ご主人が帰宅して玄関ドアを開けるとインナーガレージに置かれているバイクが視界に入るように工夫しています。自宅に帰った気持ちのスイッチがONになる演出です。
また、お子様の自転車も入れることができるため、自転車ポートが必要なく、盗難対策としてもご安心いただけます。
【インナーガレージ前スペース】
バイクメンテナンスのスペース利用はもちろん、小型自動車であれば駐車することができます。お子様がマイカーを持つとき車の台数が増えるため、敷地の有効利用として工夫しました。
【リビングを通る浴室動線】
浴室への動線はLDKを必ず通る配置としています。つまり浴室も2階に配置しました。帰宅後1階に籠っても浴室を使用する際にLDKを通ることで家族と顔を合わせる機会を増やす意図があります。
【外物置】
住宅の一部に外からしかアクセスできない外物置を設けました。広さは1.5畳分ですが棚を設け収納力を高めました。強度が高い板を使用しており、タイヤも置くことが可能なため便利に使用いただけると考えます。
【空調の工夫】
C値0.1(0.3以下を基準)、UA値0.34 の高気密高断熱が可能にするオリジナル全館空調を採用していますが、居室面積を広く取る必要があるため、今回、空調循環させる吹抜けを設けていません。その代わりの工夫として、階段・玄関ホールの天井の一部を織り上げ、2階床よりも+350mm上げた天井になっています。この+350mmは、2階と空間が繋がる通気開口です。少しでも多く冷暖房空調の行き来を増やす工夫として採用しました。且つ階段周りは格子を設けて廊下への通気も配慮しています。そのため格子は意匠性がメインではなく実用性を考えた結果です。
【エアコンは2台だけ】
各個室にエアコンは付けていません。1階玄関ホールに18畳用ルームエアコン1台(冬季暖房用)。2階LDKに18畳用ルームエアコン1台(夏季冷房用)。計2台のみです。時期によって使い分けるため、基本は1台で47坪全体を冷暖房できます。各室分のエアコンが必要ないため、初期コスト・買い替えコストを抑えることにつながります。
以上になります。ご家族の幸せな生活と素晴らしい思い出を重ねられていくことを心より楽しみにしています。ありがとうございました。
施主様インタビュー
カメラマン:住み心地はいかがですか?
施主様:快適です!
カメラマン:お住まいになってどのくらい経つんですか?
施主様:2ヶ月くらいですね、5月初めくらいからです。

カメラマン:じゃあ、暑くなりだした頃も快適でしたね?あと気になるのは冬の快適さですね。
施主様:いや、冬より夏の方が心配だったんです。2階にリビングだから夏の日差しが心配で。冬は3月くらいに日中来て過ごしてみたんですけど、全然エアコンなしで過ごせるなと思いましたね。それもあって夏が心配だったんですよ。
カメラマン:外観のこだわりポイントを教えてもらっていいですか?
施主様:ガルバリウムですね!外壁を黒のガルバリウムにしましたね。少し今風にしたいと思って木目のサイディングをポイントに入れました。

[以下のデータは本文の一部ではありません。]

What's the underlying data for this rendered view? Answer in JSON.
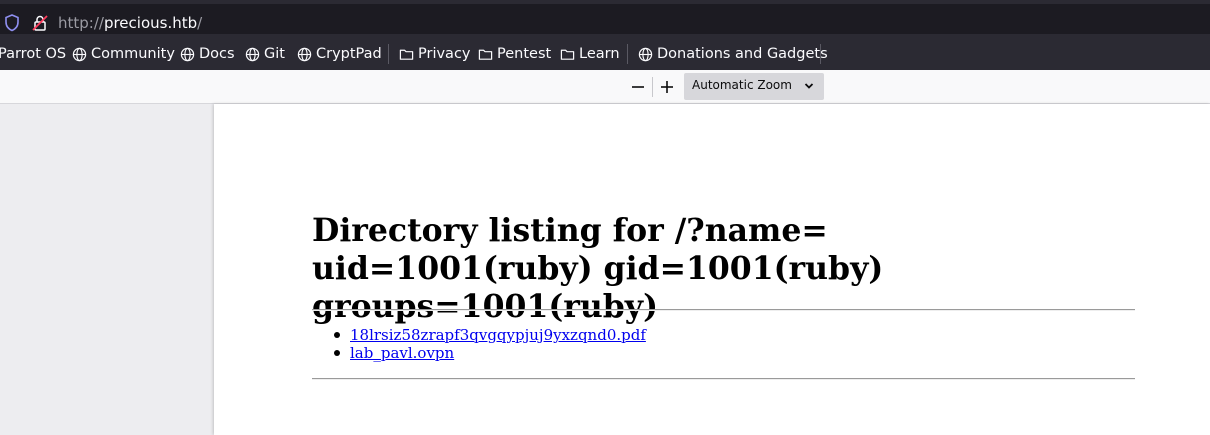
{
  "browser": {
    "url_protocol": "http://",
    "url_host": "precious.htb",
    "url_trailing": "/"
  },
  "bookmarks": [
    {
      "label": "Parrot OS",
      "icon": "none"
    },
    {
      "label": "Community",
      "icon": "globe-icon"
    },
    {
      "label": "Docs",
      "icon": "globe-icon"
    },
    {
      "label": "Git",
      "icon": "globe-icon"
    },
    {
      "label": "CryptPad",
      "icon": "globe-icon"
    },
    {
      "label": "Privacy",
      "icon": "folder-icon"
    },
    {
      "label": "Pentest",
      "icon": "folder-icon"
    },
    {
      "label": "Learn",
      "icon": "folder-icon"
    },
    {
      "label": "Donations and Gadgets",
      "icon": "globe-icon"
    }
  ],
  "pdf_toolbar": {
    "zoom_value": "Automatic Zoom"
  },
  "document": {
    "heading": "Directory listing for /?name= uid=1001(ruby) gid=1001(ruby) groups=1001(ruby)",
    "files": [
      "18lrsiz58zrapf3qvgqypjuj9yxzqnd0.pdf",
      "lab_pavl.ovpn"
    ]
  }
}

カメラマン:外観のお気に入りのポイントもありますか?
施主様:ビルドインのガレージかなあ。中からもバイクが見られるし、作業もしやすいし、涼しいのもいいですね。
カメラマン:次に内観のこだわりポイントを教えてもらっていいですか?
施主様:テレビ周りの間接照明ですかね。あとエコカラットにしてもらいましたね。他はほとんど斉藤さんの設計図からほぼ変更なかったですね。最初は2階リビングっていうのは抵抗はありましたけど、よく考えた結果がこれだと思えたので。

カメラマン:次に内観のお気に入りポイントを教えてください。
施主様:2階リビングからの景色ですね。
カメラマン:なるほど!2階ならではの良さですよね!
施主様:子供が帰ってくるのも窓から見られますしね!覗けば下まで見えるので。帰ってきたから開けてあげようって。
カメラマン:階段のところも格子になっているのがいいですね。
施主様:空調を考えてのことなんでしょうね。でも顔が見えていいですね。
カメラマン:お金の計画から話を進めていったんですね?
施主様:そうですね、もう人生設計からしていただいた感じですね。だからこそ決めました。
カメラマン:他には何社くらい検討されたんですか?
施主様:もう斉藤さんだけです。1社ですね。話を聞きにいってから考える期間として1年かかったんです。その間に前の家が限界が来てしまって「最初お話聞いた時から1年経っちゃったんですけど」って再度伺ったら「あ〜!」と言ってすぐに対応してくださったので。

カメラマン:そうなんですね。人生設計から、その後の売り込みもなく、というところが良かったと。最後にサイケンさんを選んだ理由を教えて下さい。
施主様:そこにサイケンがあったからですね(笑)ご縁ってありますからね。紹介いただいたんですけど、家の仕様とかそういうことより先に、お金の返済のことから考えて設計してくれたので「ちゃんと寄り添って考えてくれてるな」って安心できたんです。最初に話を聞きに行った時に斉藤さんは、家の設計のことは話さなかったんです。とにかくどう返済をしていって、どのくらいの年月で返済していけるかからスタートでした。
カメラマン:分かりました。ありがとうございました。